In that case, the question still has to focus on what is an acceptable risk and how risk decisions are made. After all, that’s the other half of code reviews: first is to identify something that doesn’t work, and second is to assess if it’s impactful or worth fixing.
As I said before, different projects have different definitions of acceptability. A startup is more amenable to shipping some rather ugly code, if their success criteria is simply to have a working proof of concept for VCs to gawk at. But a military contractor that is financially on the hook for broken code would need to be risk-adverse. Such a contractor might impose a two-person rule (ie all code must have been looked at by at least two pairs of eyeballs, the first being the author and the second being someone competent to review it).
In your scenario, you need to identify: 1) what your success criteria is, 2) what sort of bugs could threaten your success criteria, 3) which person or persons can make the determination that a bug falls into that must-fix category.

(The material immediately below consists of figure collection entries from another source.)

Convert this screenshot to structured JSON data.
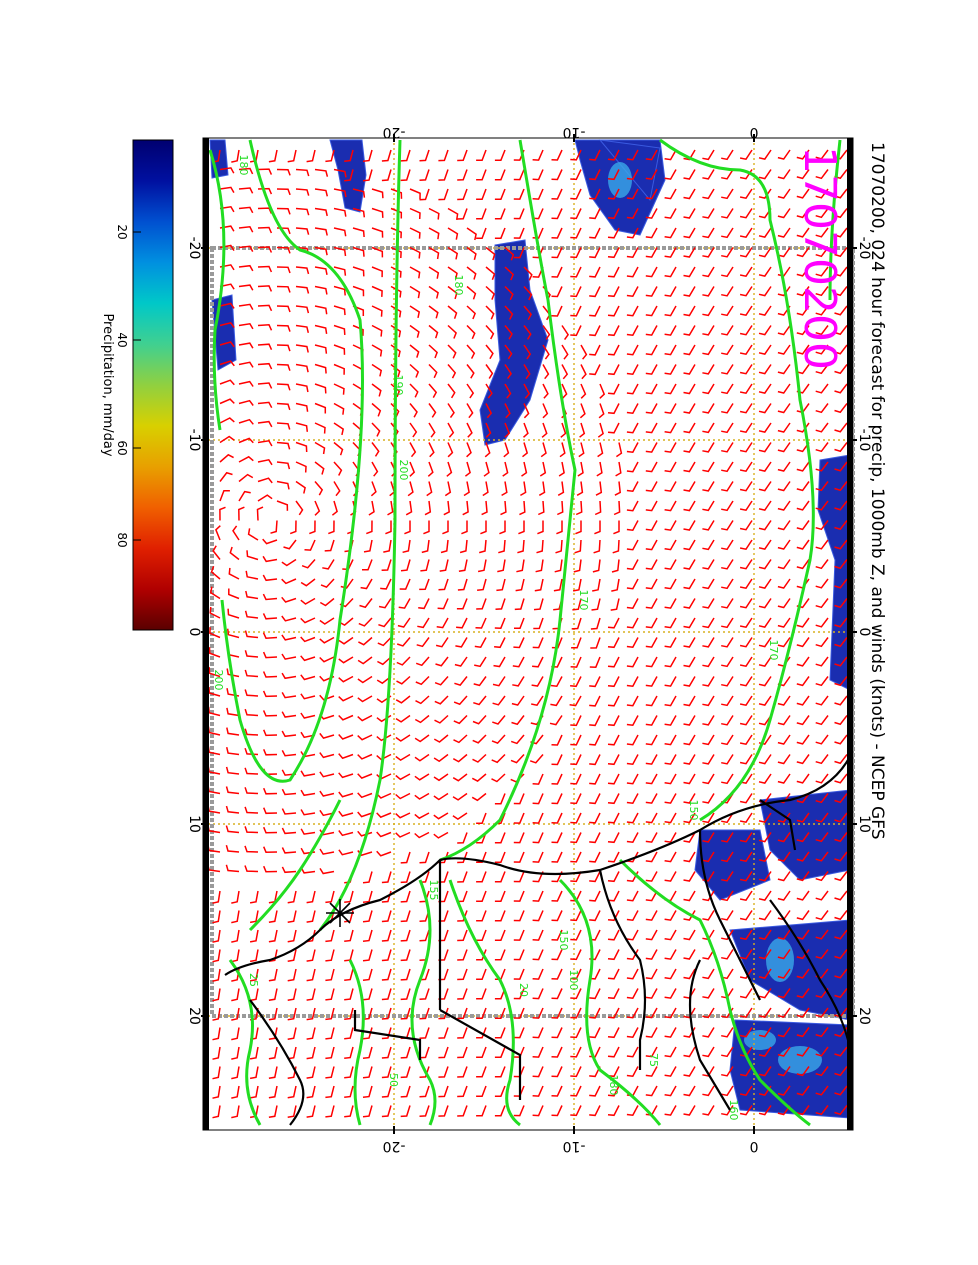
{
  "title": "17070200, 024 hour forecast for precip, 1000mb Z, and winds (knots) - NCEP GFS",
  "date_stamp": "17070200",
  "colorbar": {
    "label": "Precipitation, mm/day",
    "ticks": [
      "20",
      "40",
      "60",
      "80"
    ],
    "range": [
      0,
      100
    ],
    "colors": [
      "#5a0000",
      "#b00000",
      "#e02000",
      "#f06000",
      "#e8a000",
      "#d8d000",
      "#90d040",
      "#40d090",
      "#00c8c8",
      "#0090e0",
      "#0050d0",
      "#0010a0",
      "#000070"
    ]
  },
  "axes": {
    "longitude_ticks": [
      "-20",
      "-10",
      "0",
      "10",
      "20"
    ],
    "latitude_ticks": [
      "-20",
      "-10",
      "0"
    ]
  },
  "contour_labels": [
    "180",
    "180",
    "190",
    "200",
    "200",
    "170",
    "170",
    "150",
    "160",
    "180",
    "150",
    "155",
    "100",
    "75",
    "50",
    "25",
    "20"
  ],
  "colors": {
    "wind_barbs": "#ff0000",
    "contours": "#22dd22",
    "coastline": "#000000",
    "grid": "#d8b020",
    "title_stamp": "#ff00ff",
    "precip_blue": "#1a2db0"
  },
  "marker": "station-asterisk"
}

On that note, I’ve worked in organizations that extended the two-person rule to also be a two-person sign-offs: if during review, both persons find a bug but also agree that the bug won’t impact the success criteria, they can sign off on it and it’ll go in.
Separately, I’ve been in an organization that allows anyone to voice a negative opinion during a code review, and that will block the code from merging until either that person is suitably convinced that their objections are ameliorated, or until a manager’s manager steps in and makes the risk decision themselves.
And there’s probably all levels in between those two. Maybe somewhere has a 3-person sign-off rule. Or there’s a place that only allows people with 2+ years of experience to block code from merging. But that’s the rub: the process should match how much risk is acceptable for the project.
Boeing, the maker of the 737 MAX jetliner that had a falty MCAS behavior, probably should use a more conservative process than, say, a tech startup that makes IoT devices. But even a tech startup could be on the hook for millions if their devices mishandle data in contravention to data protection laws like the EU’s GDPR or California’s CCPA. So sometimes certain parts of a codebase will be comparmentalized and be subject to higher scrutiny, because of bugs that are big enough to end the organization.
Thanks for the insight
I think is a good part of what I needed to be told, thank you!